I just reread the whole discussion and as far as I can see, there are three things left to try. There's trying pinMode and digitalWrite to set up MISO, because these functions do more than just set PORTx and DDRx.

Then there's testing another CAN library, just to see if it makes a difference. Even if it works, this is still a bug (compatibility with UNO is kinda important, I think), but it may help narrow it down.

And the last thing (which should probably be first) is testing commit c4f9aa89ea11740775a0c24c85f4898255e5bda5, which is before the big USI change. This will tell us whether we are dealing with a regression.

Apart from that, I'm out of ideas.

[SpenceKonde]

@exzombie - IMO - re: default clock, put the smallest option in as default - if they're not bothering to specify a speed, they obviously don't care about the details of the SPI configuration, and when in doubt,m bet Where does this change need to be made? Do you want me to do it or just PR it yourself? (also - as an aside - have I already mailed you some freebies? If not, email me your mailing address)

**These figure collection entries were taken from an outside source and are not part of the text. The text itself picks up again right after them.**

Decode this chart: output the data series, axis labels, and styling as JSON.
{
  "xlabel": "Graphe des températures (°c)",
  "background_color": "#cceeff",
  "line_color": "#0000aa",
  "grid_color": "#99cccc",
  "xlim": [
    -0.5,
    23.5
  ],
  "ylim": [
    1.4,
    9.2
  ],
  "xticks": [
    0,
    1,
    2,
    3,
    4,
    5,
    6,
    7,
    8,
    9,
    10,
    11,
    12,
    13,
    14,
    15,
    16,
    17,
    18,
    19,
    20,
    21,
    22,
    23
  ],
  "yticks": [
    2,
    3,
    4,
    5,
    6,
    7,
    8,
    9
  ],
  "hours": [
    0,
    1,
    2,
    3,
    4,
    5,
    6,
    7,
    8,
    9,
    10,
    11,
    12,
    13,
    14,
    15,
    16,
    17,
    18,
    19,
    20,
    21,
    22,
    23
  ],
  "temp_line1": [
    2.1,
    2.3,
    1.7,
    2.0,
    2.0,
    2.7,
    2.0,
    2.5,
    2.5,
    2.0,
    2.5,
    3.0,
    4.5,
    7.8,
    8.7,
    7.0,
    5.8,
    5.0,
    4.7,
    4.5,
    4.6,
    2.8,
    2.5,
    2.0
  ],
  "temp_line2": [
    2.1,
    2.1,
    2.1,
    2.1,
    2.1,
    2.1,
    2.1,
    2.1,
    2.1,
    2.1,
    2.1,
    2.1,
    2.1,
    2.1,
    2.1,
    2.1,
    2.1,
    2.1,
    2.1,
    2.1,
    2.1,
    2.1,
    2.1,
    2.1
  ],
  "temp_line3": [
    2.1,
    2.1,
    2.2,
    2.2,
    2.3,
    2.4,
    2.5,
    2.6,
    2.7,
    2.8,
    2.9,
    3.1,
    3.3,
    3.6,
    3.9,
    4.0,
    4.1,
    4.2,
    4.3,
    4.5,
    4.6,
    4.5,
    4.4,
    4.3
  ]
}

I've changed this issue from "bug" to "mystery" since things seem to be getting murkier.

[exzombie]

@SpenceKonde - Yeah, that's why I already used F_CPU/16 as the default for SPISettings. Most libraries will pull in all of the code anyway, along with 32-bit math :( . I'll make a PR, but I noticed that there may be an additional problem with modes other than MODE0 and I'd like to check that first. Lack of devices is holding me back, I hope to find some time to turn an UNO into a slave for testing. By next week, at the latest; I won't have much free time after that.

[alessio31183]

Dear all, first of all thanks to all for the support. I'm so sorry because at the end the issue was on my canBUS shield. I though that the shield was connected to the Arduino trhough the pin 13, 12, 11 and 10 (CS) but going deeper on the PCB I found that the connection was on the ICSP connector only.

So I solved switching the mcp2515's SO and SI over the component directly, not as before on the Arduino pinout. For anyone that want to use the seedstudio CAN-BUS shield 1,2 remember to switch the SO and SI on the component using the USI interface.

Now the attiny1634 is able to speak with the CAN controller correctly.

The SPI library is absolutely correct as it is in the 1.1.5 version.

[exzombie]

@alessio31183 - hey, no worries, glad you solved the mystery. I need to keep this issue in mind, as I plan to misuse the ICSP port myself :/ . I'm glad to see the code got some more testing before being released, and we did find (and fix) a real compatibility issue, thanks to you poking at it.

[SpenceKonde]

Mystery solved!

Glad we caught that other issue, too.

Re: using ICSP header for SPI - that is the recommended way to get on the SPI pins, all well designed shields will do that; the reason being that on the Mega, the SPI pins are not pins 11/12/13, and are in a different place on the board. To ensure compatibility with Mega, Uno and Leo with a single shield, you use the ICSP header to get at the SPI pins, which will always have the SPI pins on it.